I’ve not included reproducible code here because my question is largely about practical application in brms, and not about model diagnostics or errors per se.
I am currently using brms to model individual-level responses to a binary and ordered stimulus across time where the response is measured continuously. However, the degree to which the population (not the individuals) respond to the stimulus is probably modulated by an environmental parameter (for the sake of this example, we will say light exposure in lux). In mgcv, this problem is approached by using a ti() tensor, for example:
mod = bam(Response ~ Stimulus + s(Time, k = 4, bs = "cr") + s(Time, by = Simulus, k = 4, bs = "cr", m = 1) + s(Lux, k = 8, bs = "tp") + ti(Time, Lux, Stimulus, k = (4,8), bs = ("cr", "tp", "fs")) + s(Time, Individual_ID, by = Stimulus, bs = "re"), data = Data, method = "REML"))
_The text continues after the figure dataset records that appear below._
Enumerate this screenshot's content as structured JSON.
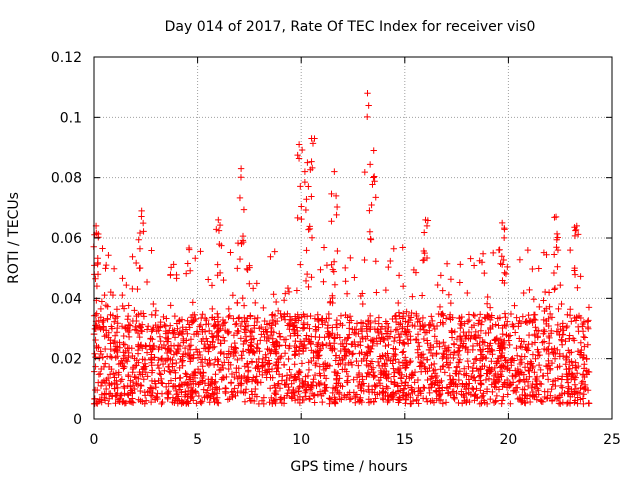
{
  "chart_data": {
    "type": "scatter",
    "title": "Day 014 of 2017, Rate Of TEC Index for receiver vis0",
    "xlabel": "GPS time / hours",
    "ylabel": "ROTI / TECUs",
    "xlim": [
      0,
      25
    ],
    "ylim": [
      0,
      0.12
    ],
    "grid": true,
    "marker": "+",
    "series_color": "#ff0000",
    "xticks": [
      0,
      5,
      10,
      15,
      20,
      25
    ],
    "xtick_labels": [
      "0",
      "5",
      "10",
      "15",
      "20",
      "25"
    ],
    "yticks": [
      0,
      0.02,
      0.04,
      0.06,
      0.08,
      0.1,
      0.12
    ],
    "ytick_labels": [
      "0",
      "0.02",
      "0.04",
      "0.06",
      "0.08",
      "0.1",
      "0.12"
    ],
    "data_range": {
      "x_start": 0.0,
      "x_end": 23.9
    },
    "notable_peaks": [
      {
        "x": 0.1,
        "y": 0.064
      },
      {
        "x": 2.3,
        "y": 0.069
      },
      {
        "x": 6.0,
        "y": 0.066
      },
      {
        "x": 7.1,
        "y": 0.083
      },
      {
        "x": 9.9,
        "y": 0.091
      },
      {
        "x": 10.5,
        "y": 0.093
      },
      {
        "x": 10.3,
        "y": 0.085
      },
      {
        "x": 11.6,
        "y": 0.082
      },
      {
        "x": 13.2,
        "y": 0.108
      },
      {
        "x": 13.5,
        "y": 0.089
      },
      {
        "x": 16.0,
        "y": 0.066
      },
      {
        "x": 19.7,
        "y": 0.065
      },
      {
        "x": 22.3,
        "y": 0.067
      },
      {
        "x": 23.3,
        "y": 0.064
      }
    ],
    "typical_band": {
      "low": 0.005,
      "high": 0.045
    }
  }
}
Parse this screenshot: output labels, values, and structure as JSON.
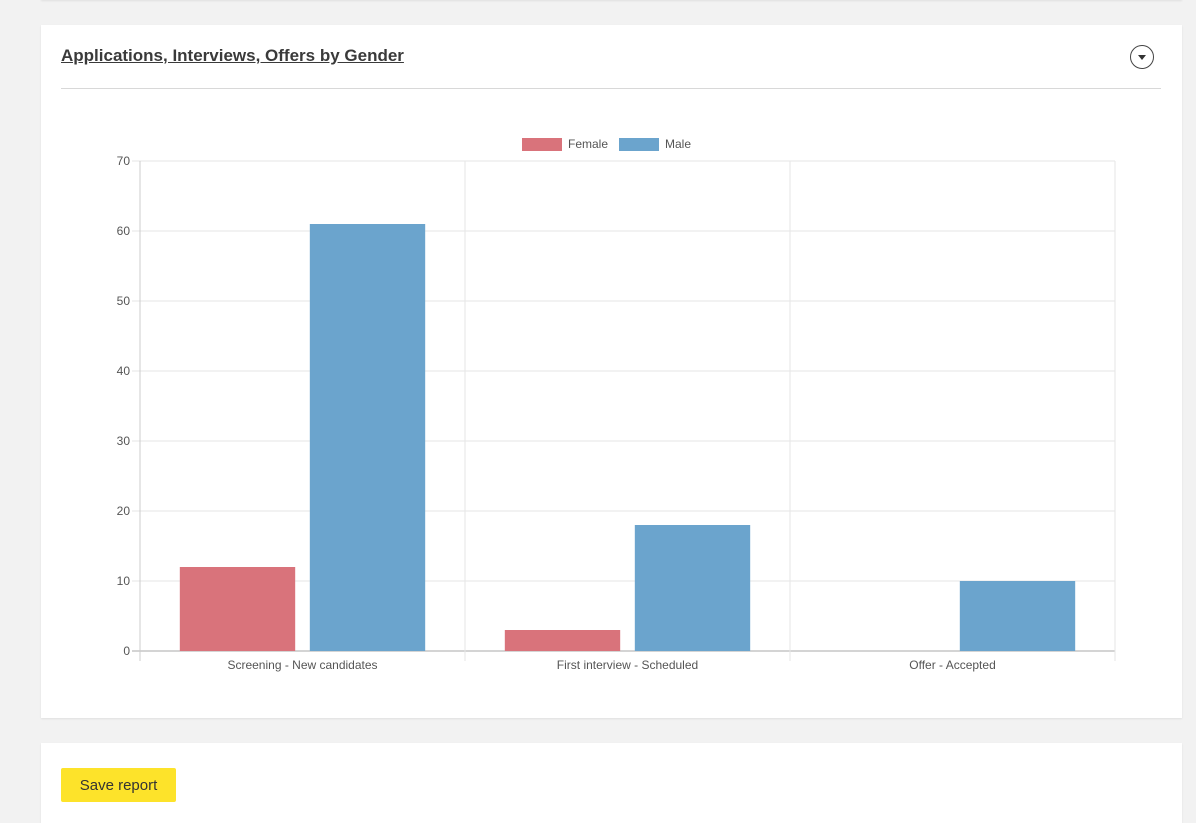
{
  "report": {
    "title": "Applications, Interviews, Offers by Gender",
    "toggle_icon": "chevron-down-icon"
  },
  "actions": {
    "save_label": "Save report"
  },
  "colors": {
    "female": "#d9737b",
    "male": "#6ba4cd"
  },
  "chart_data": {
    "type": "bar",
    "categories": [
      "Screening - New candidates",
      "First interview - Scheduled",
      "Offer - Accepted"
    ],
    "series": [
      {
        "name": "Female",
        "values": [
          12,
          3,
          0
        ]
      },
      {
        "name": "Male",
        "values": [
          61,
          18,
          10
        ]
      }
    ],
    "ylim": [
      0,
      70
    ],
    "yticks": [
      0,
      10,
      20,
      30,
      40,
      50,
      60,
      70
    ],
    "grid": true,
    "legend": "top-center"
  }
}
wherein ti() ensures that concurvity between splines and the sole tensor are low (I’m also ignoring autocorrelation here and am assuming that individual differences are generalisable by linear slopes). In brms, I understand that ti() tensors are not available, yet replacing ti() with t2() should result in ugly concurvity issues (regardless of how penalisation is partitioned). So, In practice, I understand that I could remodel the above example as:
mod = bam(Response ~ Stimulus + t2(Time, Lux, k = c(4, 8), bs = c("cr", "tp"), full = TRUE) + t2(Time, Lux, by = Stimulus, k = c(4, 8), bs = c("cr", "tp"), m = 1) + s(Time, Individual_ID, by = Stimulus, bs = "re"), data = Data, method = "REML"))
which is not identical, but cleaner and would be accepted in brms with reduced risk of concurvity. I am, however, highly skeptical of modelling random slopes for individuals if the main effect of the parameter across which individuals vary is not included. Am I correct in this skepticism? If so, would anyone have suggestions as to how concurvity issues could be circumvented without need for a ti() tensor?